What a Week: Reporters, Proposals, Chapters, And Ohio!
Wow, what a week, and technically it’s not even over, yet. From talking with nearly a dozen different reporters from national and regional newspapers and magazines about the problems associated with real estate and mortgage fraud, to working on finalizing and submitting chapters to the publisher for my new book, as well as working on workshop proposals for the National Association of REALTORS Annual Conference and going to work every day to help customers and my amazing staff with the daily grind that is the real estate market (phew, that was a mouthful)… it has been one nutty week, to say the least.
Still though, the coverage of real estate fraud indictments, convictions, and related legislative efforts keep coming, and the state of Ohio seems to be leading the charge. From this morning’s online edition of The Cincinnati Post:
Mortgage Broker Pleads Guilty in Real Estate Flipping Scheme
By Jon Newberry, Post Staff Reporter
Another Cincinnati area mortgage broker has agreed to plead guilty to criminal charges arising from a real estate “flipping” scheme, this one allegedly defrauding mortgage lenders of more than $872,000, according to U.S. Attorney Gregory Lockhart’s office.

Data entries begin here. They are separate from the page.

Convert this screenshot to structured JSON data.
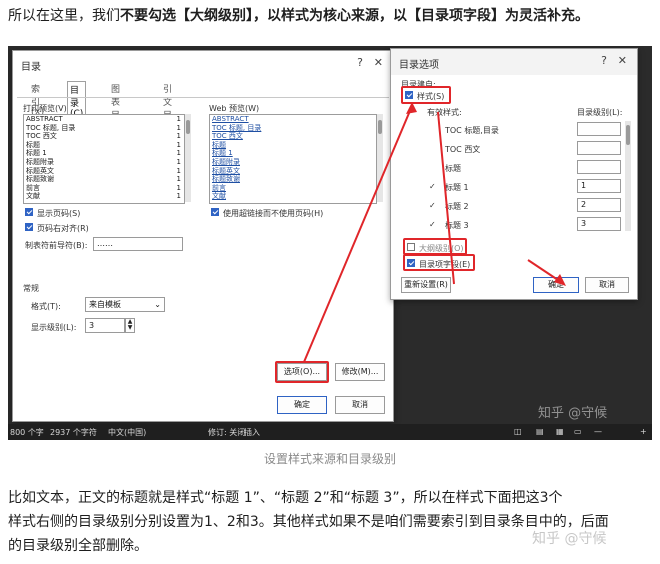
{
  "intro": {
    "lead": "所以在这里，我们",
    "bold": "不要勾选【大纲级别】，以样式为核心来源，以【目录项字段】为灵活补充。"
  },
  "toc_dialog": {
    "title": "目录",
    "tabs": [
      "索引(X)",
      "目录(C)",
      "图表目录(F)",
      "引文目录(A)"
    ],
    "print_preview_label": "打印预览(V)",
    "print_preview_rows": [
      {
        "text": "ABSTRACT",
        "num": "1"
      },
      {
        "text": "TOC 标题, 目录",
        "num": "1"
      },
      {
        "text": "TOC 西文",
        "num": "1"
      },
      {
        "text": "标题",
        "num": "1"
      },
      {
        "text": "标题 1",
        "num": "1"
      },
      {
        "text": "标题附录",
        "num": "1"
      },
      {
        "text": "标题英文",
        "num": "1"
      },
      {
        "text": "标题致谢",
        "num": "1"
      },
      {
        "text": "前言",
        "num": "1"
      },
      {
        "text": "文献",
        "num": "1"
      }
    ],
    "web_preview_label": "Web 预览(W)",
    "web_preview_rows": [
      "ABSTRACT",
      "TOC 标题, 目录",
      "TOC 西文",
      "标题",
      "标题 1",
      "标题附录",
      "标题英文",
      "标题致谢",
      "前言",
      "文献"
    ],
    "show_page_numbers": "显示页码(S)",
    "right_align": "页码右对齐(R)",
    "tab_leader_label": "制表符前导符(B):",
    "tab_leader_value": "……",
    "use_hyperlinks": "使用超链接而不使用页码(H)",
    "general_label": "常规",
    "formats_label": "格式(T):",
    "formats_value": "来自模板",
    "show_levels_label": "显示级别(L):",
    "show_levels_value": "3",
    "options_btn": "选项(O)...",
    "modify_btn": "修改(M)...",
    "ok_btn": "确定",
    "cancel_btn": "取消"
  },
  "options_dialog": {
    "title": "目录选项",
    "build_from": "目录建自:",
    "styles_label": "样式(S)",
    "available_styles": "有效样式:",
    "toc_level": "目录级别(L):",
    "rows": [
      {
        "name": "TOC 标题,目录",
        "level": "",
        "checked": false
      },
      {
        "name": "TOC 西文",
        "level": "",
        "checked": false
      },
      {
        "name": "标题",
        "level": "",
        "checked": false
      },
      {
        "name": "标题 1",
        "level": "1",
        "checked": true
      },
      {
        "name": "标题 2",
        "level": "2",
        "checked": true
      },
      {
        "name": "标题 3",
        "level": "3",
        "checked": true
      }
    ],
    "outline_levels": "大纲级别(O)",
    "toc_entry_fields": "目录项字段(E)",
    "reset_btn": "重新设置(R)",
    "ok_btn": "确定",
    "cancel_btn": "取消"
  },
  "status_bar": {
    "pages": "800 个字",
    "words": "2937 个字符",
    "lang": "中文(中国)",
    "track": "修订: 关闭",
    "insert": "插入"
  },
  "watermark": "知乎 @守候",
  "caption": "设置样式来源和目录级别",
  "body_text": {
    "line1": "比如文本，正文的标题就是样式“标题 1”、“标题 2”和“标题 3”，所以在样式下面把这3个",
    "line2": "样式右侧的目录级别分别设置为1、2和3。其他样式如果不是咱们需要索引到目录条目中的，后面",
    "line3": "的目录级别全部删除。"
  }
}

Clarence D. Harris of Cincinnati was charged with conspiracy to commit bank, mail and wire fraud and filing a false tax return earlier this month. He has agreed to cooperate with the ongoing investigation. He’s scheduled to appear before U.S. District Court Judge Herman Weber on Feb. 28, according to Internal Revenue Service spokesman Craig Casserly.
Harris’s approach was similar to other flipping schemes that have been uncovered by law enforcement officials, including the IRS, the FBI and the U.S. Postal Inspection Service. Prosecutors said the schemes involved people purchasing real estate at a low value and then recruiting a buyer for the property, usually someone who otherwise couldn’t afford it or who was interested in buying it as an investment.
False documents would be created, including pay stubs, W-2 forms, bank statements and employment verifications, and a falsely inflated property appraisal would be obtained.
My colleague Rachel Dollar at MortgageFraudBlog.com got a hold of Harris’ plea agreement and provides a deeper look into what the former mortgage broker did (click here to read Rachel’s overview).
Also this week, more great news out of Ohio… this time though it’s on the legislative side of the coin… news about a Bill in the Ohio Senate that would hold mortgage brokers more accountable for their actions. From Wednesday’s online edition of the Cincinnati Enquirer:
Bill To Aid Homeowners
Lawmakers rebuffed efforts Wednesday to protect mortgage brokers and lenders from lawsuits, instead inserting more borrower-friendly provisions in a bill aimed at lowering Ohio’s foreclosure rate. The [sic: Ohio] Senate voted 29-4 to send the bill [sic: Sub. S. B. No. 185] clamping down on predatory lending practices to the House. Sen. Tom Niehaus, R-New Richmond, was one of the four who voted no.
Ohio’s foreclosure rate is the worst in the nation. Despite federal investigations of mortgage fraud in Greater Cincinnati and Dayton, and questions about the rising foreclosure rate across the state, the General Assembly has studied the issue for a couple of years but enacted no laws.
House Speaker Jon Husted called the bill a good foundation. The suburban Dayton Republican said he hadn’t studied all the specifics but wants to ensure the bill stays focused on stopping fraudulent practices without hampering business. The bill adds mortgage brokers and lenders that aren’t otherwise covered by federal banking regulations to Ohio’s consumer protection act, requires more licensing for those in the industry and increases enforcement authority of local prosecutors and the state attorney general.
The Ohio Chamber of Commerce learned late of a provision that requires brokers and lenders to act in the best financial interests of their customers – similar to requirements for stock brokers and insurance agents. But instead of removing the requirement as the chamber suggested, a Senate committee Wednesday strengthened it, prohibiting brokers and lenders from asking customers to sign papers saying the lenders don’t have to act in the borrowers’ best interest.